Mike Connor has been confirmed to become the Obama administration’s next deputy secretary of the Department of the Interior, the number two position at the agency under Secretary Sally Jewell.
Connor was confirmed February 27 by a vote of 97 to 0 in the Senate.
“Mike is exactly the right person to help lead this Department—thoughtful, smart, organized and full of energy,” said Jewell in a statement. “His wealth of knowledge, experience and collaborative approach to complex challenges will be of great benefit to me and to this Department. Mike is a true public servant, and this new role will tap all of his experiences for the benefit of the American people.”

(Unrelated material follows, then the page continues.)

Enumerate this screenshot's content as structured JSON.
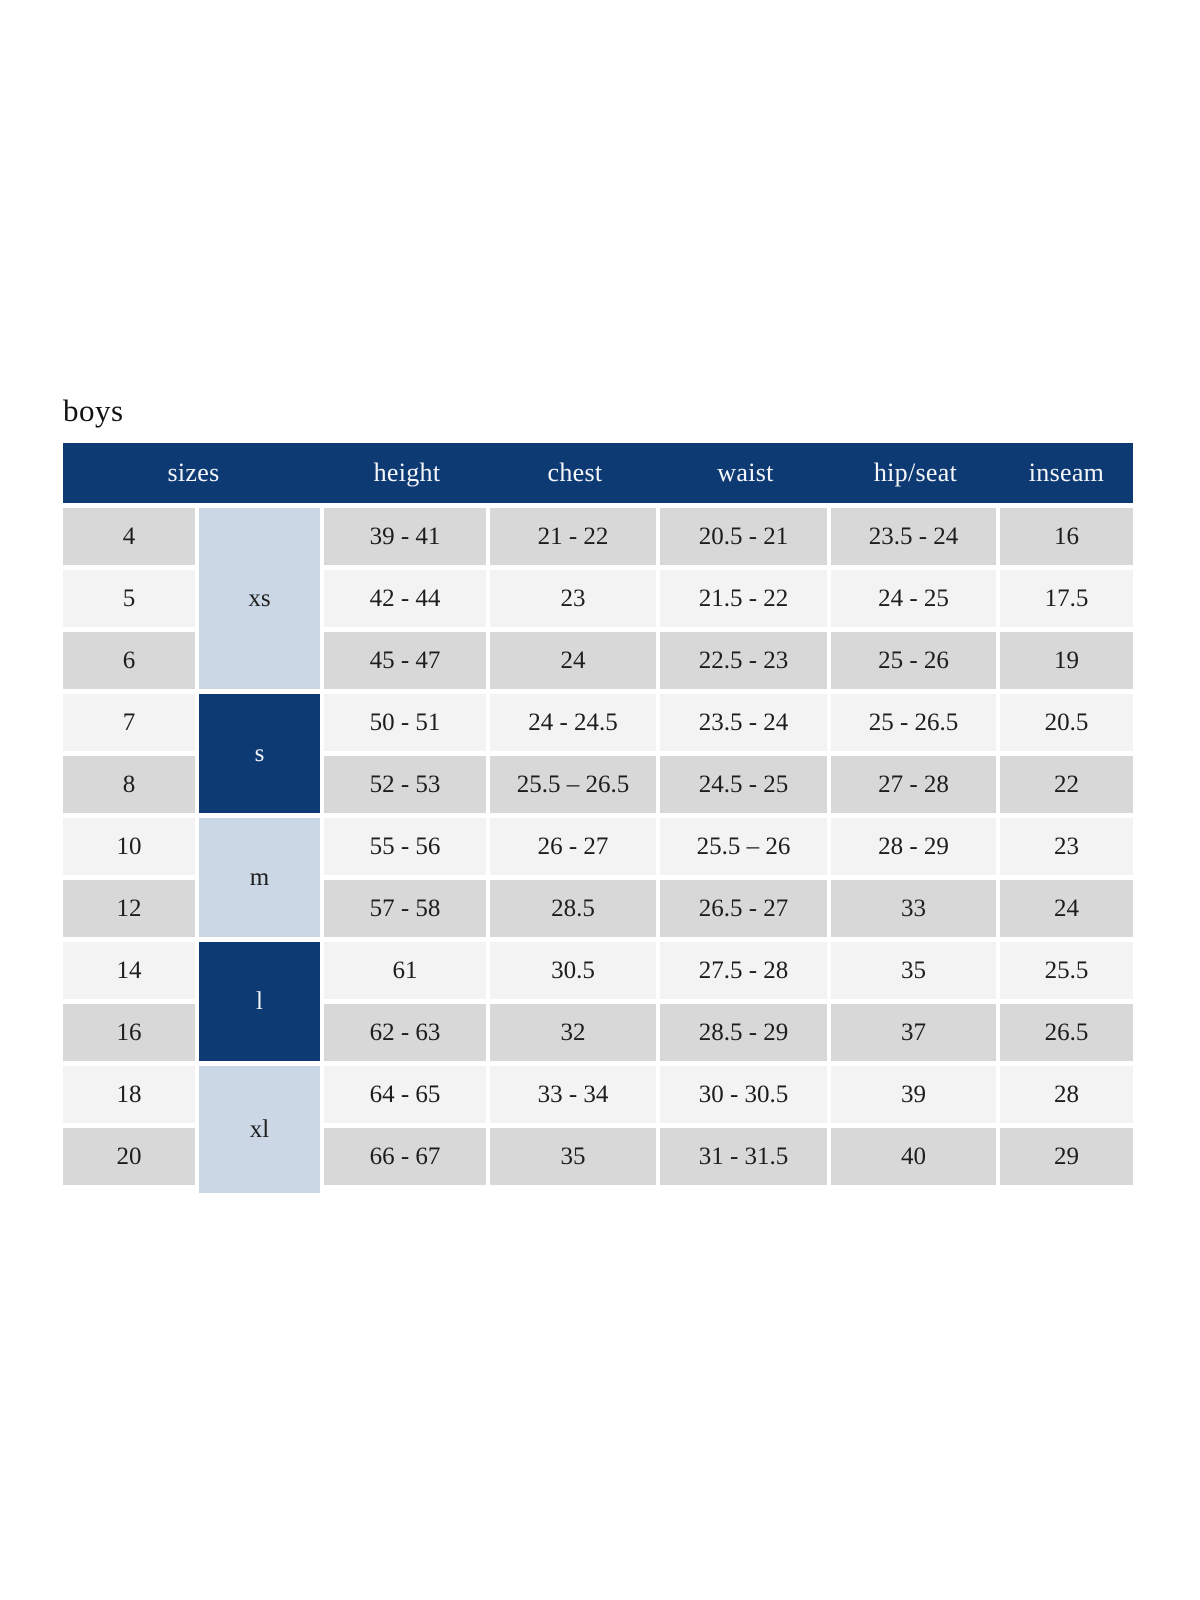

"Mike Connor is a dedicated public servant with the experience and background needed to help meet our nation's goals for energy independence and our environment,” said Sen. Martin Heinrich (D-N.M.) in a statement. “He is passionate about finding solutions on a range of issues important to New Mexico, including land and water conservation and addressing climate change.

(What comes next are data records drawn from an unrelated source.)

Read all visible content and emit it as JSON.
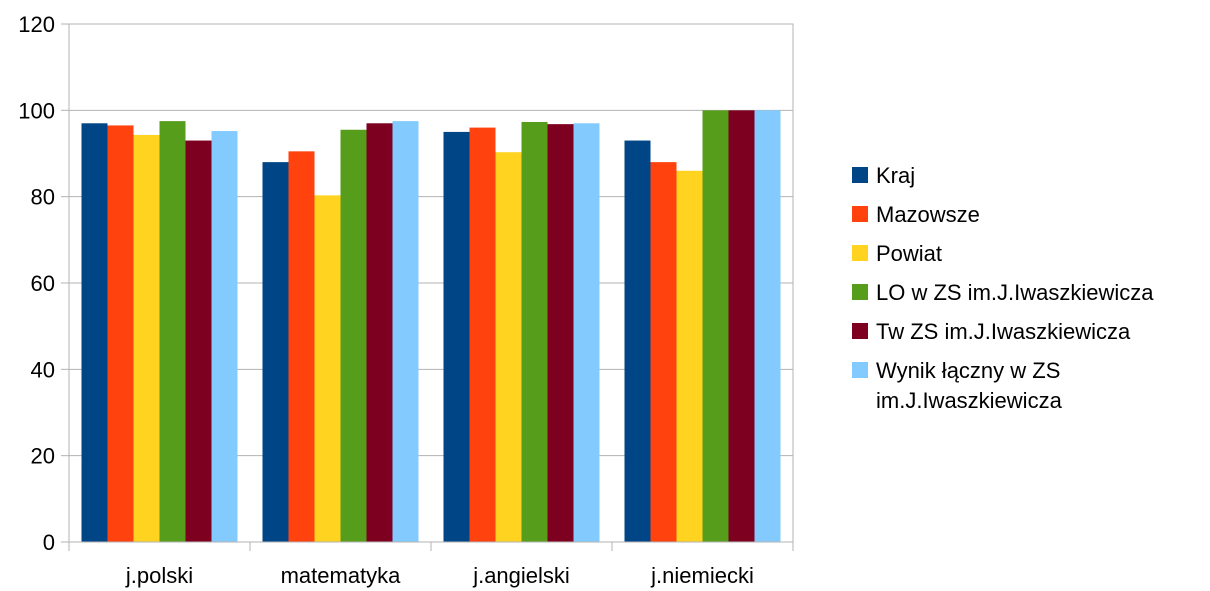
{
  "chart_data": {
    "type": "bar",
    "categories": [
      "j.polski",
      "matematyka",
      "j.angielski",
      "j.niemiecki"
    ],
    "series": [
      {
        "name": "Kraj",
        "color": "#004586",
        "values": [
          97,
          88,
          95,
          93
        ]
      },
      {
        "name": "Mazowsze",
        "color": "#ff420e",
        "values": [
          96.5,
          90.5,
          96,
          88
        ]
      },
      {
        "name": "Powiat",
        "color": "#ffd320",
        "values": [
          94.3,
          80.3,
          90.3,
          86
        ]
      },
      {
        "name": "LO w ZS im.J.Iwaszkiewicza",
        "color": "#579d1c",
        "values": [
          97.5,
          95.5,
          97.3,
          100
        ]
      },
      {
        "name": "Tw ZS im.J.Iwaszkiewicza",
        "color": "#7e0021",
        "values": [
          93,
          97,
          96.8,
          100
        ]
      },
      {
        "name": "Wynik łączny w ZS im.J.Iwaszkiewicza",
        "color": "#83caff",
        "values": [
          95.2,
          97.5,
          97,
          100
        ]
      }
    ],
    "ylim": [
      0,
      120
    ],
    "yticks": [
      0,
      20,
      40,
      60,
      80,
      100,
      120
    ],
    "grid": true,
    "legend": "right",
    "title": "",
    "xlabel": "",
    "ylabel": ""
  }
}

“Mike is a staunch ally of Indian country and has a strong record of working effectively and collaboratively with Democrats, Republicans, and Independents,” Heinrich added.
Connor has in the past worked for Sen. Jeff Bingaman (D-N.M.), served at the Secretary of the Interior’s Indian Water Rights Office as director from 1999 to 2001 and as deputy director there from 1998 to 1999, and he worked as a lawyer at multiple offices at Interior from 1993 to 1997, including the Southwestern Regional Solicitor’s Office, the Division of Indian Affairs, and the Solicitor’s Honors Program. He has served as the commissioner of the Bureau of Reclamation at Interior since 2009 where he implemented five Indian water rights settlements.
Connor has received strong tribal support to replace David Hayes, who retired from the position in 2013 after tribal officials raised concerns about his role in some Indian-focused dealings, especially involving the stalledCarcieriland-into-trust legislative fix situation. Many tribal leaders hope Connor will be particularly strong on Indian energy and water issues, given his background.
While not an enrolled tribal citizen, Connor does have roots with the Taos Pueblo, as his maternal grandmother was an original member of Taos Pueblo’s water rights task force.
According to Interior officials, Connor is the first person with ties to Indian country to serve in the number two position at the department, which oversees many of the nation’s federal Indian affairs.